There are several obvious theories. Burnley’s lack of spending has been admirable, but it may ultimately become counterproductive – how could it not in this division? They have paid fees for four first-team players since June 2020 and three of those have started five league games between them this season. They have one of the smallest squads in the league and their nine most regular starters have all been there for at least four-and-a-half years. Things can go stale.

Perhaps the takeover hasn’t helped, given that it has effectively left the club £90m worse off, with interest to pay. Maybe Dyche has lost a little interest, worrying for the first time that his reputation may be hampered, rather than enhanced, by Burnley’s form. Or perhaps the arrival of Cornet has been double-edged. Cornet has scored almost 40 per cent of Burnley’s league goals but has he made Burnley a little more expansive and thus perhaps easier to break down.

All, some or none of that may be relevant, but we must also view Burnley’s recent decline in the wider focus of life in the Premier League for a non-elite club. Without the capability to spend £50m every summer or attract high-profile names, the structure of the team becomes the whole of the law. They are less likely to wriggle out of poor performances because they lack the individual magic to do so. Cornet is the exception to a general rule.

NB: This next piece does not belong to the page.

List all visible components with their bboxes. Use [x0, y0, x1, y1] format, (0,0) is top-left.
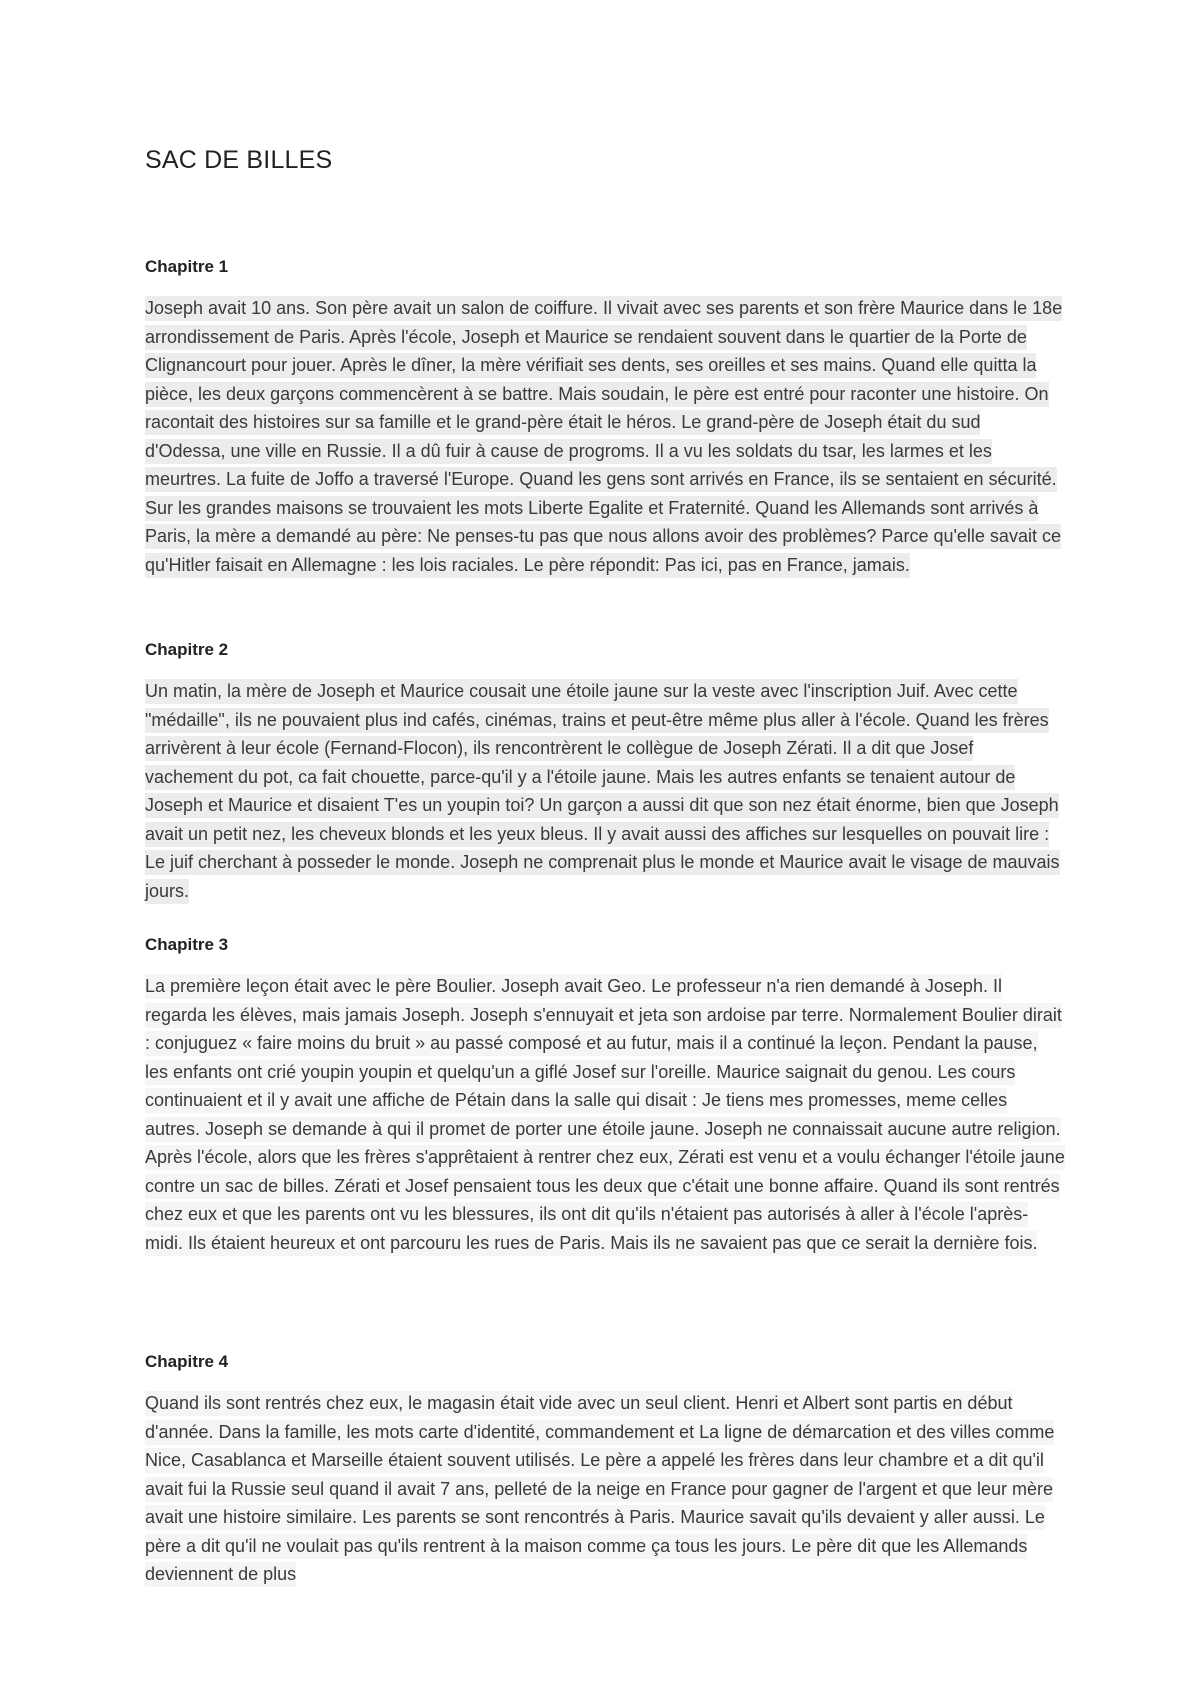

In that context, the team only functions when every strand of it is functioning; when one strand fails – energy, desire, chance creation, finishing, your goalkeeper’s save percentage – it can taint every other element until the whole team looks weak. At clubs like Burnley, there is a natural ceiling (that they have cracked twice in recent years) but no natural floor. That is what attracted Dyche to this job, sated him during it and must be exhausting him now.

The economic mismatches within the Premier League do not bar well-run, highly functioning clubs from succeeding, even if success is now judged by whether you can finish in the top half. They also do not fully excuse Burnley’s form since the beginning of last year – Dyche would never pretend that.

But the vast – and growing – gap between haves and havenots removes the comfort blanket of sustainability. Just because Burnley were good one season does not mean that they will be good the next.

Burnley stand at a crossroads: new owners, new problems, a new fight for top-flight survival. The stereotypes have gone. Has Burnley’s raison d’etre gone with them?